TST determina ao TRT-RJ reexame de caso sobre dano moral por revista íntima
Fonte: TST - Tribunal Superior do Trabalho
29/08/2006 09h34
A Terceira Turma do Tribunal Superior do Trabalho garantiu, em decisão unânime relatada pelo juiz convocado Ricardo Alencar Machado, o reexame de um processo envolvendo alegação de danos morais decorrentes da prática de revista íntima por uma transportadora de valores carioca. A questão terá de ser reexaminada pelo Tribunal Regional do Trabalho da 1ª Região (Rio de Janeiro) uma vez que o TST concluiu que houve omissão na análise dos fatos narrados pelo ex-empregado (auxiliar de tesouraria), que busca reparação pelos danos morais que afirma ter sofrido.
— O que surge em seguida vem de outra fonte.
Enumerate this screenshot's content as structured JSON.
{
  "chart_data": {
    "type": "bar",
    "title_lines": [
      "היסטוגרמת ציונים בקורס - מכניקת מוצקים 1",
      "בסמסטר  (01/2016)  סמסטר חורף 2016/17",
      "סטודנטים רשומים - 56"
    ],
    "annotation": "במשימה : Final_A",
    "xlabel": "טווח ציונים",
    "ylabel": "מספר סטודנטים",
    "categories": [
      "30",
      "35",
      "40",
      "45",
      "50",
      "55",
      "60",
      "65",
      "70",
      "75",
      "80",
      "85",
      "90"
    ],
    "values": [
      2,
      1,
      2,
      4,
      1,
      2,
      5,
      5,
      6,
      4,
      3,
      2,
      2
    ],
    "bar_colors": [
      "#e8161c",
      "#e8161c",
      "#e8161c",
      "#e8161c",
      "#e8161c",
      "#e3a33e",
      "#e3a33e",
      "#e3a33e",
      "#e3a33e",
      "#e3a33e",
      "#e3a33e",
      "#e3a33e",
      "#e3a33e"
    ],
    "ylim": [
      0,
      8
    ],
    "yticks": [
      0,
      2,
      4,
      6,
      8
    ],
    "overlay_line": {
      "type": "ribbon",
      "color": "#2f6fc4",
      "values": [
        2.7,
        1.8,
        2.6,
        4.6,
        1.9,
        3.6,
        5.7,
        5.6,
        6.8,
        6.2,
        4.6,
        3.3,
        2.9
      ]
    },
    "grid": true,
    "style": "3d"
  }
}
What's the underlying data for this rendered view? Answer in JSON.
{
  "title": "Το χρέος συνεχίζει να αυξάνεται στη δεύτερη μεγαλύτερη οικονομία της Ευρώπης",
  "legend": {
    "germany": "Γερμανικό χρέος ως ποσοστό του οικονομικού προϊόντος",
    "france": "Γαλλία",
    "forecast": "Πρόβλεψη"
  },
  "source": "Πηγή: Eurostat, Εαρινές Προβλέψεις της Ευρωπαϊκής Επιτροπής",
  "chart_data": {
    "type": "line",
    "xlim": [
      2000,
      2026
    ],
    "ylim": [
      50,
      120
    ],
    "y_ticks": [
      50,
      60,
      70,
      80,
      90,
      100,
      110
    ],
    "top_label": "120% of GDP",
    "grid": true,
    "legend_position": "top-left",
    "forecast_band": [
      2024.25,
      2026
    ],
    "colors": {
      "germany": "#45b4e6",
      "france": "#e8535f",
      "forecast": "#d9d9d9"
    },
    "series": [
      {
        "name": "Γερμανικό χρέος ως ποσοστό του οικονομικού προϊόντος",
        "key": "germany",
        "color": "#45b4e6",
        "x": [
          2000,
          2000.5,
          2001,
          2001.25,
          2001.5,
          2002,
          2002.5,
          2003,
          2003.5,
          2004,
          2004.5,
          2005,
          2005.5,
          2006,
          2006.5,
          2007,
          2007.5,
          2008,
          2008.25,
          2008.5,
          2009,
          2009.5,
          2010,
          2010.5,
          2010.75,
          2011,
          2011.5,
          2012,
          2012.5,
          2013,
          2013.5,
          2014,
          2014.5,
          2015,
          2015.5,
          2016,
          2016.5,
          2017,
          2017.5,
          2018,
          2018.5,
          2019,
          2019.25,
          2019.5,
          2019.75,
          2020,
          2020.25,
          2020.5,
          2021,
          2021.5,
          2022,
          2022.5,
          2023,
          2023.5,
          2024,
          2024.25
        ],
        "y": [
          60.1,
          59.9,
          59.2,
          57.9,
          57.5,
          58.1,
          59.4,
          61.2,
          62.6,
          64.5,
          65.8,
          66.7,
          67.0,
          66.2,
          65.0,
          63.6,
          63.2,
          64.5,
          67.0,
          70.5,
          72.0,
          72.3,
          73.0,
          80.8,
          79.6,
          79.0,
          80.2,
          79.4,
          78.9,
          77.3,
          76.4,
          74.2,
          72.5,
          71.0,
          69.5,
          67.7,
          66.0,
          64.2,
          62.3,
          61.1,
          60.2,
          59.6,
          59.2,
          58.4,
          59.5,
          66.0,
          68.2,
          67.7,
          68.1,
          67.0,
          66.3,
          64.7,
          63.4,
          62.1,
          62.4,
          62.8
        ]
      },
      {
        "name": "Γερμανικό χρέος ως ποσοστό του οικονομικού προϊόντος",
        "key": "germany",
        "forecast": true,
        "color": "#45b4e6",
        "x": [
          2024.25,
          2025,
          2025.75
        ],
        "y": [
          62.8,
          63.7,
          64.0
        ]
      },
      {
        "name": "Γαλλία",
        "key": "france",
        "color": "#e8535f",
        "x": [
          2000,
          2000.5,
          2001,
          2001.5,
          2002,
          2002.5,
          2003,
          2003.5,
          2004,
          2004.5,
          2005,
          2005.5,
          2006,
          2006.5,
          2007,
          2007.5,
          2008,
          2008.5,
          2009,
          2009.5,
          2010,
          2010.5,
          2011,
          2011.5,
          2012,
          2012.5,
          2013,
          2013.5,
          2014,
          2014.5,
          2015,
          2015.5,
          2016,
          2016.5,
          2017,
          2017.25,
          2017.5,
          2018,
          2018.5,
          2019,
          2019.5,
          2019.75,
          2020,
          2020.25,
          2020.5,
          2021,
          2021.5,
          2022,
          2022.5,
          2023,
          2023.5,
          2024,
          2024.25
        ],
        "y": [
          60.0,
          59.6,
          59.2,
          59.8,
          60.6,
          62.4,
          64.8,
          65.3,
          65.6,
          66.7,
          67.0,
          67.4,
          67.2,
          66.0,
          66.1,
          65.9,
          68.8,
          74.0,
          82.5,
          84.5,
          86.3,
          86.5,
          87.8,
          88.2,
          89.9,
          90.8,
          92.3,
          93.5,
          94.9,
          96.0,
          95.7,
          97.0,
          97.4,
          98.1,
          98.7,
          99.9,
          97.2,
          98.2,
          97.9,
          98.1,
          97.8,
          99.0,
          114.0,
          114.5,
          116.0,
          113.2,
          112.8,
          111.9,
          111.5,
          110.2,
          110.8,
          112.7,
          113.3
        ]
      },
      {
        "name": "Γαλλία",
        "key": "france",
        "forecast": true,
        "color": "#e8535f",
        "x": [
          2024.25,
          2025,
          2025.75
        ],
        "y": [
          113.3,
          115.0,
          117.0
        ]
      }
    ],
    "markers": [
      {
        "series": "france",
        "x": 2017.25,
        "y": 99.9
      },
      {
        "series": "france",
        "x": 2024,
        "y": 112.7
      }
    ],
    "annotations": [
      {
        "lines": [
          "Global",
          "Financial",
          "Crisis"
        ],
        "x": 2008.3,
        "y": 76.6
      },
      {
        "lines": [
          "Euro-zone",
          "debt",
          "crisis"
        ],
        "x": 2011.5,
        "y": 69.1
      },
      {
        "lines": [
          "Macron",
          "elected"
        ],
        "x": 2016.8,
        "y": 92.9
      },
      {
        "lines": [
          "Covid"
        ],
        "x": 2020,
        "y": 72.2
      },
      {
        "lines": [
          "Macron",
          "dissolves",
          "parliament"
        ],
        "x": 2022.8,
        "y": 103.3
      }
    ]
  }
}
Segundo o TST, a decisão regional não observou aspectos obtidos na instrução do processo em relação às revistas íntimas diárias a que foi submetido. Houve omissão do TRT em relação ao trecho dos autos sobre os “comentários maliciosos sobre os dotes físicos do autor que eram feitos pelos prepostos das empresas que, no momento da revista, teciam comentários sobre o tamanho das nádegas do trabalhador”.
A decisão do TST também constatou que não houve a devida análise do órgão regional sobre a afirmação de que o alegado constrangimento ocorria mesmo que não houvesse diferença de caixa. Verificou-se a omissão, ainda, sobre a circunstância de que, “durante a revista, os empregados despidos deveriam, de braços ao alto, se inclinarem para a inspeção íntima do revistador”. O TRT também não se manifestou sobre lei estadual (Lei 2.749 de 1997) que proibiu o procedimento de revista.
A ocorrência dos fatos remonta ao período entre dezembro de 1997 e novembro de 1998, período em o autor da ação prestou serviços à Prosesp – Serviços Especiais S/C Ltda e à Protege – Proteção e Transporte de Valores. Após sua demissão, ingressou na 15ª Vara do Trabalho do Rio de Janeiro, onde obteve, em outubro de 2001, a condenação das empresas ao pagamento de indenização por danos morais no valor de cinqüenta salários mínimos, cerca de R$ 9 mil àquela época.
A primeira instância considerou que a conduta das empresas ofendeu a dignidade do trabalhador e cidadão, posição que foi afastada pelo TRT-RJ em exame de recurso das empregadoras. A segunda instância considerou a revista íntima “como exercício efetivo do poder de fiscalização e controle atribuído ao empregador como contrapartida aos riscos assumidos no exercício da atividade empreendida”. A conclusão levou o TRT a concluir que o dano moral só teria ocorrido com o uso de “meios imoderados ou inidôneos”, que causassem “constrangimentos ou vexações desnecessárias”.
“O trabalhador, diariamente, manuseava dinheiro em espécie e vales-transportes, bens de fácil ocultação, razão pela qual a revista efetuada pela ré, embora implicando o desnudamento do empregado, porém sem qualquer contato físico, mostra-se razoável”, considerou o TRT, que também frisou a existência de termo assinado pelo trabalhador em que aceitava o procedimento patronal.
A mudança no desfecho do caso levou o trabalhador a ingressar com embargos declaratórios em que solicitou o pronunciamento do TRT-RJ sobre os elementos recolhidos pela primeira instância que apontaram para a ocorrência do dano moral. Os embargos, contudo, foram rejeitados pelo órgão regional, o que levou a defesa do trabalhador a usar o recurso de revista no TST a fim de garantir a apreciação de suas alegações pelo TRT.
O relator do tema no TST, Ricardo Machado, constatou a omissão do TRT-RJ sobre a forma como era conduzida a revista íntima do trabalhador, descrição que foi expressa tanto nos embargos, quanto na sentença (primeira instância).
“Tais enfoques tornam-se evidentemente necessários quando se verifica que o Tribunal Superior do Trabalho encontra-se proibido de manifestar-se acerca da discussão sobre a qual insistentemente se omite o segundo grau (TRT-RJ)”, explicou, ao citar a inviabilidade do exame do TST sobre fatos e provas, procedimento vedado pela Súmula nº 126 do Tribunal.
Com a decisão do TST, os autos do processo retornarão ao TRT fluminense que deverá examinar o conjunto das alegações formuladas pelo trabalhador em seus embargos declatórios.